那人依然紧张地一个劲儿问他,即便是廖越安扶起来的时候还在紧张地打量着他。
首扬并没有看他,抿了抿薄薄的唇看着地上的凌乱,蹲下身去捡刚刚才买的画板、画纸和颜料。
首扬看上去那样平静,可事实上,他直到现在依然没能反应过来刚才究竟发生了什么,只是愣愣看着地上已经不能要了的颜料。
“扬扬,别捡了,走,咱们回去再买一份儿。”罗抿良并没发觉首扬的异样,小心地拉起他,不让他再捡被溅脏了的画纸。
首扬被他拉着站起身,依旧没说话。
警察和救护车很快就到了,罗抿良后脑勺磕出一个不小的包,微微渗出点儿血。
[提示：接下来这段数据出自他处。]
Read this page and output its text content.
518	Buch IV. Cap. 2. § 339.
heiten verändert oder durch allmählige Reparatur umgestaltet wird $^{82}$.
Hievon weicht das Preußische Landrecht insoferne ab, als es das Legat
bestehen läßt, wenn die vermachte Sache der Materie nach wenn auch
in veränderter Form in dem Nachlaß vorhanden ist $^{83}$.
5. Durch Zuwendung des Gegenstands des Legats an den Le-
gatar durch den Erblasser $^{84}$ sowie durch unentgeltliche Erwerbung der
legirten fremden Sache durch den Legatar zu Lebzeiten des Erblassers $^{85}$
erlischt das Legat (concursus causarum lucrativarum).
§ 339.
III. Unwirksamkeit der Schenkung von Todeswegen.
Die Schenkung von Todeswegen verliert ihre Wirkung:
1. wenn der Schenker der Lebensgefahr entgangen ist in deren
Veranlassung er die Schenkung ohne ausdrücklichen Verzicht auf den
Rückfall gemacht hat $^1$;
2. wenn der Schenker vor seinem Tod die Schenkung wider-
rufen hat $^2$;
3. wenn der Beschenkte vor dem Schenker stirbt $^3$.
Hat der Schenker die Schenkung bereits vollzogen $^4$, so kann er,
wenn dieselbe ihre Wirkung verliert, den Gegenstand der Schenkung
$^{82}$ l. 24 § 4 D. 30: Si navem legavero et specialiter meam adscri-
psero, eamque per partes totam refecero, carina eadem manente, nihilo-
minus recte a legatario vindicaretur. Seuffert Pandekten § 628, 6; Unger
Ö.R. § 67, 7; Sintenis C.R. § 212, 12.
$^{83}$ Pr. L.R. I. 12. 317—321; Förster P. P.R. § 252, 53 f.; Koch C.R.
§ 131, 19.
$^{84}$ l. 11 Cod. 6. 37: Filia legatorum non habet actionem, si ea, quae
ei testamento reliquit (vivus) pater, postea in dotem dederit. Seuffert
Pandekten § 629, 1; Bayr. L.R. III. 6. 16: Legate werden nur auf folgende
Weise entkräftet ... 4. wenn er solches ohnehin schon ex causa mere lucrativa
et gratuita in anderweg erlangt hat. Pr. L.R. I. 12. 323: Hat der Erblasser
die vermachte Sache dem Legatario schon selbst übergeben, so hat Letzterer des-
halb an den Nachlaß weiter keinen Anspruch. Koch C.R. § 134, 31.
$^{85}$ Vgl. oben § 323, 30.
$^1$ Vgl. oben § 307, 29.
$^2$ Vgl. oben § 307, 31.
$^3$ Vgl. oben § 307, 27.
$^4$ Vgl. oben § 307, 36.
在外面不好查看伤势,但从胳膊肘上几乎有些皮ròu翻卷的状况来看,只怕背身上的摔伤也会有些严重。
虽然罗抿良稍微活动一下,自觉没伤到骨头,不愿耽误时间去医院,但却不得不去警局一起做笔录。
不过是一起普通的超速小事故,受害者一方也不愿意法律追究,因此做完笔录、问那两个倒霉的肇事者象征xing地索要了一点赔偿金就离开了。